Début août, la Banque populaire de Chine (PBC) a relevé la le fixing USD/CNY autour duquel le CNY peut fluctuer pendant la journée (dans une fourchette de +/-2%). Cette décision a pris les marchés de court, le changement des règles de calcul entraînant une forte baisse du cours CNY/USD, la plus importante enregistrée sur une journée depuis 1994. L’ajustement a été d’environ 1,9 % le mardi, 1,6 % le mercredi et 1,1% le jeudi.

 

Exposition accrue à la dette périphérique de l’UEM après le répit grec

Les marchés souverains se sont bien comportés en juillet, avec une surperformance des courbes souveraines des pays non centraux. Après un sommet européen long et intense, un accord a finalement été trouvé sur les grandes lignes d’un important programme de réformes devant permettre le maintien de la Grèce au sein de l’euro. Les différents obstacles législatifs à l’obtention d’un financement provisoire et au début des négociations sur un troisième programme ont également été surmontés. Le plan d’aide devrait atteindre près de 85 milliards d’euros et servira en partie à recapitaliser le secteur bancaire. Mais les risques politiques et d’exécution du programme subsistent pour l’avenir, le problème de la viabilité de la dette grecque n’étant toujours pas résolu.

La BCE a relevé le plafond ELA des banques grecques, ce qui leur a permis de rouvrir. Le rythme de ses rachats dans le cadre du PSPP s’est ralenti en juillet pour atteindre un total de 61,5 milliards d’euros (ABS et obligations couvertes comprises).

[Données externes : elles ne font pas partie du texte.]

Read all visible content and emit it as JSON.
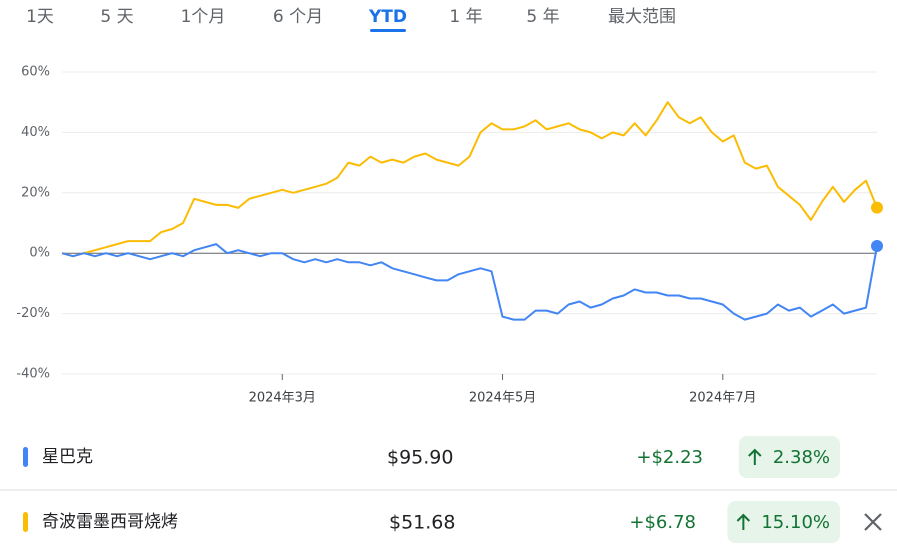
{
  "tabs": [
    "1天",
    "5 天",
    "1个月",
    "6 个月",
    "YTD",
    "1 年",
    "5 年",
    "最大范围"
  ],
  "active_tab": 4,
  "chart_data": {
    "type": "line",
    "categories": [
      null,
      null,
      null,
      null,
      null,
      null,
      null,
      null,
      null,
      null,
      null,
      null,
      null,
      null,
      null,
      null,
      null,
      null,
      null,
      null,
      "2024年3月",
      null,
      null,
      null,
      null,
      null,
      null,
      null,
      null,
      null,
      null,
      null,
      null,
      null,
      null,
      null,
      null,
      null,
      null,
      null,
      "2024年5月",
      null,
      null,
      null,
      null,
      null,
      null,
      null,
      null,
      null,
      null,
      null,
      null,
      null,
      null,
      null,
      null,
      null,
      null,
      null,
      "2024年7月",
      null,
      null,
      null,
      null,
      null,
      null,
      null,
      null,
      null,
      null,
      null,
      null,
      null,
      null
    ],
    "series": [
      {
        "name": "星巴克",
        "color": "#4285f4",
        "values": [
          0,
          -1,
          0,
          -1,
          0,
          -1,
          0,
          -1,
          -2,
          -1,
          0,
          -1,
          1,
          2,
          3,
          0,
          1,
          0,
          -1,
          0,
          0,
          -2,
          -3,
          -2,
          -3,
          -2,
          -3,
          -3,
          -4,
          -3,
          -5,
          -6,
          -7,
          -8,
          -9,
          -9,
          -7,
          -6,
          -5,
          -6,
          -21,
          -22,
          -22,
          -19,
          -19,
          -20,
          -17,
          -16,
          -18,
          -17,
          -15,
          -14,
          -12,
          -13,
          -13,
          -14,
          -14,
          -15,
          -15,
          -16,
          -17,
          -20,
          -22,
          -21,
          -20,
          -17,
          -19,
          -18,
          -21,
          -19,
          -17,
          -20,
          -19,
          -18,
          2.38
        ]
      },
      {
        "name": "奇波雷墨西哥烧烤",
        "color": "#fbbc04",
        "values": [
          0,
          -1,
          0,
          1,
          2,
          3,
          4,
          4,
          4,
          7,
          8,
          10,
          18,
          17,
          16,
          16,
          15,
          18,
          19,
          20,
          21,
          20,
          21,
          22,
          23,
          25,
          30,
          29,
          32,
          30,
          31,
          30,
          32,
          33,
          31,
          30,
          29,
          32,
          40,
          43,
          41,
          41,
          42,
          44,
          41,
          42,
          43,
          41,
          40,
          38,
          40,
          39,
          43,
          39,
          44,
          50,
          45,
          43,
          45,
          40,
          37,
          39,
          30,
          28,
          29,
          22,
          19,
          16,
          11,
          17,
          22,
          17,
          21,
          24,
          15.1
        ]
      }
    ],
    "ylim": [
      -40,
      60
    ],
    "yticks": [
      {
        "value": -40,
        "label": "-40%"
      },
      {
        "value": -20,
        "label": "-20%"
      },
      {
        "value": 0,
        "label": "0%"
      },
      {
        "value": 20,
        "label": "20%"
      },
      {
        "value": 40,
        "label": "40%"
      },
      {
        "value": 60,
        "label": "60%"
      }
    ],
    "grid": true
  },
  "table": {
    "rows": [
      {
        "price": "$95.90",
        "change": "+$2.23",
        "change_pct": "2.38%"
      },
      {
        "price": "$51.68",
        "change": "+$6.78",
        "change_pct": "15.10%"
      }
    ]
  }
}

En ce qui concerne l’inflation, les chiffres devraient s’améliorer, mais la récente baisse du pétrole et le ralentissement de la Chine et des marchés émergents tempéreront certainement les pressions inflationnistes au plan mondial. que les taux des pays périphériques surperformaient, les taux espagnols, italiens et portugais à 10 ans atteignant respectivement 1,84 %, 1,77 % et 2,39 %. Nous avons accru notre exposition via l’Espagne, l’Italie et le Portugal et repris une exposition à la Lituanie qui était restée à la traîne en termes de performance. Nous préférons rester à l’écart des titres indexés dans l’attente de meilleures opportunités d’investissement, car le carry, le pétrole, la liquidité et la dynamique inflationniste à l’échelon mondial ne sont pas favorables. Directionnellement, nous avons pris une position légèrement négative sur les taux allemands à 10 ans sur la base de signaux de valorisation élevée. Le positionnement très long des investisseurs est également un facteur plaidant pour une augmentation future des taux.

 

Aplatissement de la courbe des taux américains

Le cycle économique américain reste solide. Mais avec le ralentissement chinois, de nombreux investisseurs ne s’attendent pas à une hausse des taux de la Fed lors de la réunion de septembre. Nous continuons de parier sur un aplatissement de la courbe des taux américains, avec une position vendeuse sur le segment à 5 ans de la courbe et une position acheteuse sur le segment à 30 ans. Par rapport au passé, le segment 5/30 ans nous semble très pentu à l’approche d’une hausse des taux (figure 2 : SPREAD DES BONS DU TRÉSOR AMÉRICAIN À 5 ANS/30 ANS (EN PB)).